Anleitung zum Sehen, wer ich wirklich bin

So einfach kann es doch nicht sein, oder etwa doch?

Es gibt viele Wege, seinen Urzustand zu erkennen. Viele dieser Wege sind sehr lang oder langwierig und ein "Erfolg" kann nicht garantiert werden.

Stell Dir vor, dass es eine Möglichkeit gibt, seine eigene Natur sofort zu sehen. Keine langen Übungen, keine Theorien, kein dies oder das, sondern einfach nur ein kurzes Experiment, welches Du selbst durchführst!
Alles Quatsch? Probier es doch selbst aus.
DU musst es allerdings auch wirklich machen, denn verstehen oder lesen funktioniert nicht!

So einfach geht's:
Setze Dich auf einen Stuhl (Du kannst auch stehen oder sonst wo sitzen).
Nun zeige mit Deinem Zeigefinger auf einen weiter entfernten Gegenstand oder die Wand Dir gegenüber (oder die Zimmerdecke etc.).
Sieh, wie der Finger auf ein Objekt zeigt, welches Form und Farbe und vielleicht auch Struktur hat.
Nun zeige mit Deinem Finger auf den Boden vor Deinen Füßen. Sieh, wie auch hier der Finger auf ein Ding zeigt mit Farbe und Form. Du siehst stets Deinen Finger und ein anderes Objekt. (Zumindest ist es bei mir so.)
Nun zeige auf Deinen Fuß (oder auf das, was Du dafür hältst). Nimm wieder wahr, wie Dein Finger auf ein Objekt zeigt. (Das Objekt ist auch nicht getrennt von seiner Umgebung. Es gibt keinen Rahmen darum, keinen Bruch.)
Lass Dir dabei Zeit. Es gibt keinen Grund zur Eile!

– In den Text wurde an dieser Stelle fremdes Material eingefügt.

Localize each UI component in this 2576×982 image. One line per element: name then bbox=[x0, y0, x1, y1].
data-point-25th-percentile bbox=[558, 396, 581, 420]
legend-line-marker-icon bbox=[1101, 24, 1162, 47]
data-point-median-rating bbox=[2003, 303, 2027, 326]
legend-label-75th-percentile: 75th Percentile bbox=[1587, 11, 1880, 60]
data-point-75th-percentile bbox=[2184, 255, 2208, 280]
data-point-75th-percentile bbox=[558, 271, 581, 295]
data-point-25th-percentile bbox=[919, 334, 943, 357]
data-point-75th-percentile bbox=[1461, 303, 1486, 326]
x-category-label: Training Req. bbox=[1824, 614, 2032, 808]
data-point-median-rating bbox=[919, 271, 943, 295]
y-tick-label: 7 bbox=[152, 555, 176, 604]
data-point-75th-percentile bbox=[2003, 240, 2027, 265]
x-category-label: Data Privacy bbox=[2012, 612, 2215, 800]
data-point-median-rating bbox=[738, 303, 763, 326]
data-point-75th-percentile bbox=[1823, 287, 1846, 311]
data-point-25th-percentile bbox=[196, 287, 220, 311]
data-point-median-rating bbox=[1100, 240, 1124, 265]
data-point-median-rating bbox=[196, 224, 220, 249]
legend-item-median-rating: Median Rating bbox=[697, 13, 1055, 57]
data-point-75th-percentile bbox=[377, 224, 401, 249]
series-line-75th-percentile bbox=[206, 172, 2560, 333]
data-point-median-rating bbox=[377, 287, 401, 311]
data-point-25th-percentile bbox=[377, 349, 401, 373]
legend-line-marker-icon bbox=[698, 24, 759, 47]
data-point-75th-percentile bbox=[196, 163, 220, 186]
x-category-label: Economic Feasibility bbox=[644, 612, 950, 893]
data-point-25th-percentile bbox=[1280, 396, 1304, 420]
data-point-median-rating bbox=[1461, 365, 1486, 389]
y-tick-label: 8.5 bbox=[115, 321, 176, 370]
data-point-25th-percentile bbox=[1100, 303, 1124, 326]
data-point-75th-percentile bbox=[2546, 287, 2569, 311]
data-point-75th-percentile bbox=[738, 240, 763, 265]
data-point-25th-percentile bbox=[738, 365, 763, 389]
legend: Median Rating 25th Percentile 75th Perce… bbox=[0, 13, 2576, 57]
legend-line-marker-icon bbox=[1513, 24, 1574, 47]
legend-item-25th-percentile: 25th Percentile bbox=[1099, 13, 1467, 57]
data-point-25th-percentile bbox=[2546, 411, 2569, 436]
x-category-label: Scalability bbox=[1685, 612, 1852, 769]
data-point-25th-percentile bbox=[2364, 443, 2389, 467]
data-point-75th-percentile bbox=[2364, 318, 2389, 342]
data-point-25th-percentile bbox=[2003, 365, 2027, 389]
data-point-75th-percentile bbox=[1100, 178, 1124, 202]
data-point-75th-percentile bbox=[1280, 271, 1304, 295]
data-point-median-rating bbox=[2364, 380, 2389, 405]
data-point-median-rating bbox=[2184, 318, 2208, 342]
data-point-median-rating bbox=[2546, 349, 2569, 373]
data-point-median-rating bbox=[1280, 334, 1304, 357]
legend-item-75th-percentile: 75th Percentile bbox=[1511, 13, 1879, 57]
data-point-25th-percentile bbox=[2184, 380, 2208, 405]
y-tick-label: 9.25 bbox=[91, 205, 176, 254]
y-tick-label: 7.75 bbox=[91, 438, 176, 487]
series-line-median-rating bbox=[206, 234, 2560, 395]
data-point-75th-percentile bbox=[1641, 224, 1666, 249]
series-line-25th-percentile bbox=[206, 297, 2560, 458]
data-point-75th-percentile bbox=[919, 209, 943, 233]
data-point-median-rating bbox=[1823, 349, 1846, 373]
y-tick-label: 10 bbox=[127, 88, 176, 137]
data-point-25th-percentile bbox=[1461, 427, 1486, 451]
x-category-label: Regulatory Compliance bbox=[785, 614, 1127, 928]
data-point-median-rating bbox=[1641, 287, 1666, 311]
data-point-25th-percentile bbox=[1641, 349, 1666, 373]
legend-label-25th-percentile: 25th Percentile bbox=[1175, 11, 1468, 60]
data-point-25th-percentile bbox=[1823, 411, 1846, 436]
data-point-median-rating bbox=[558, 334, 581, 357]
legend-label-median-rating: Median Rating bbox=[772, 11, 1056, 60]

Zeige auf Dein Knie. Auch hier sind wieder Form und Farbe und Dein Finger zu sehen.
Zeige nun auf Deinen Bauch und sieh weiterhin, wie Dein Finger stets auf etwas zeigt.
Zeige auf Deinen Brustkorb. Auch hier siehst Du, wenn auch nur noch sehr schwer, Deinen Finger und ein Objekt.
Jetzt zeige mit Deinem Finger an den Ort, wo Du Dein Gesicht vermutest.
Siehst Du nun auch noch das Objekt, auf das Dein Finger zeigt?
Nein?
Versuch es nicht zu erklären, sondern schau einfach. Denke nicht und meine auch nicht.
Was siehst Du wirklich?

Ich sage Dir, was ich hier sehe: Nur einen Finger, der ins Leere zeigt. Kein weiteres Objekt sondern endlosen Raum, der ohne einen Bruch in die Welt vor mir übergeht. Ich sehe grenzenlose Kapazität für das, was ist.